Monday, January 14, 2013

How Veganism is Extreme

Some people recognize the great wrong of animal exploitation, but think that veganism is extreme. They might instead advocate for vegetarianism, or "flexible" veganism, saying that we needn't avoid all animal use, just most. Because they perceive it to be difficult to refrain from consuming animal products, or finding vegan alternatives for clothing or hygiene products, they think the "extreme" position of veganism is onerous and unnecessary.

This rests on a mistake. If you come to see the ubiquity of animal exploitation, this means that the problem of animal use is extreme. That billions of sentient animals are brutally tortured and killed, and then endlessly processed into products offered up for our consumption sounds like an extreme dystopian nightmare, but it's true. This means that the response, veganism, ought to be extreme as well. How could the appropriate response to such egregious wrongs not be extreme?

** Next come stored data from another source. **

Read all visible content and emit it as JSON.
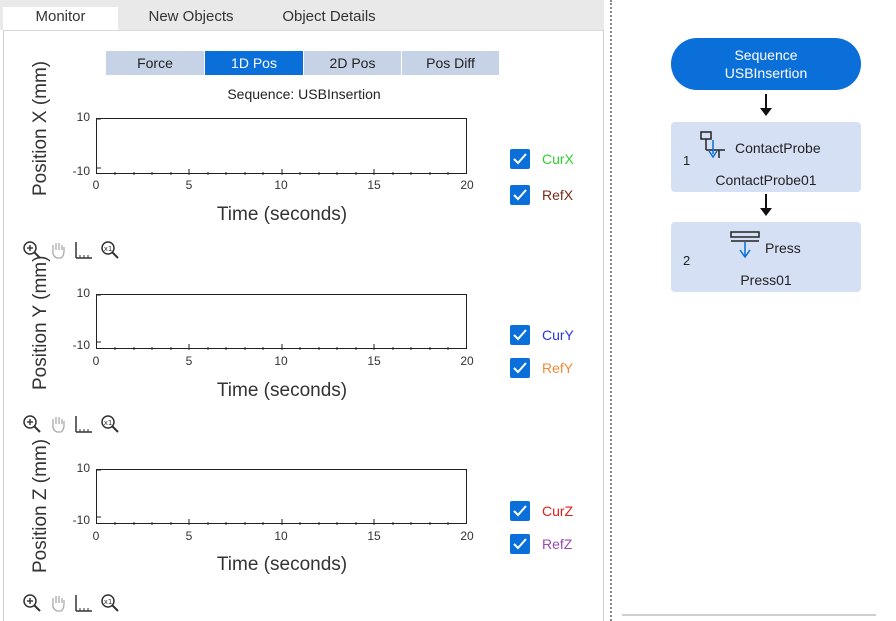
{
  "tabs": [
    {
      "label": "Monitor",
      "active": true
    },
    {
      "label": "New Objects",
      "active": false
    },
    {
      "label": "Object Details",
      "active": false
    }
  ],
  "subtabs": [
    {
      "label": "Force",
      "active": false
    },
    {
      "label": "1D Pos",
      "active": true
    },
    {
      "label": "2D Pos",
      "active": false
    },
    {
      "label": "Pos Diff",
      "active": false
    }
  ],
  "sequence_title": "Sequence: USBInsertion",
  "charts": [
    {
      "ylabel": "Position X (mm)",
      "xlabel": "Time (seconds)",
      "y_ticks": [
        "10",
        "-10"
      ],
      "x_ticks": [
        "0",
        "5",
        "10",
        "15",
        "20"
      ],
      "series": [
        {
          "label": "CurX",
          "checked": true,
          "color": "#2ed12e"
        },
        {
          "label": "RefX",
          "checked": true,
          "color": "#7a2a1a"
        }
      ]
    },
    {
      "ylabel": "Position Y (mm)",
      "xlabel": "Time (seconds)",
      "y_ticks": [
        "10",
        "-10"
      ],
      "x_ticks": [
        "0",
        "5",
        "10",
        "15",
        "20"
      ],
      "series": [
        {
          "label": "CurY",
          "checked": true,
          "color": "#2a36e0"
        },
        {
          "label": "RefY",
          "checked": true,
          "color": "#f08a3a"
        }
      ]
    },
    {
      "ylabel": "Position Z (mm)",
      "xlabel": "Time (seconds)",
      "y_ticks": [
        "10",
        "-10"
      ],
      "x_ticks": [
        "0",
        "5",
        "10",
        "15",
        "20"
      ],
      "series": [
        {
          "label": "CurZ",
          "checked": true,
          "color": "#e0201a"
        },
        {
          "label": "RefZ",
          "checked": true,
          "color": "#9a4ab4"
        }
      ]
    }
  ],
  "chart_toolbar_icons": [
    "zoom-in-icon",
    "pan-hand-icon",
    "box-zoom-icon",
    "zoom-reset-icon"
  ],
  "flow": {
    "start_line1": "Sequence",
    "start_line2": "USBInsertion",
    "steps": [
      {
        "number": "1",
        "type": "ContactProbe",
        "name": "ContactProbe01",
        "icon": "contact-probe-icon"
      },
      {
        "number": "2",
        "type": "Press",
        "name": "Press01",
        "icon": "press-icon"
      }
    ]
  }
}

Which is not to say veganism is difficult, in a day-to-day sense. Once you realize what you need to do to live a vegan life, you get used to it quite fast. You'll learn that though animal products are everywhere, there's also vegetable-based alternatives that abound as well. And once you really grasp the injustice at hand, it's no challenge to become sufficiently motivated to go vegan. But there is certainly a sense in which you are rejecting much of what our society to produces, which is an extreme step to take. And that's exactly why it's required.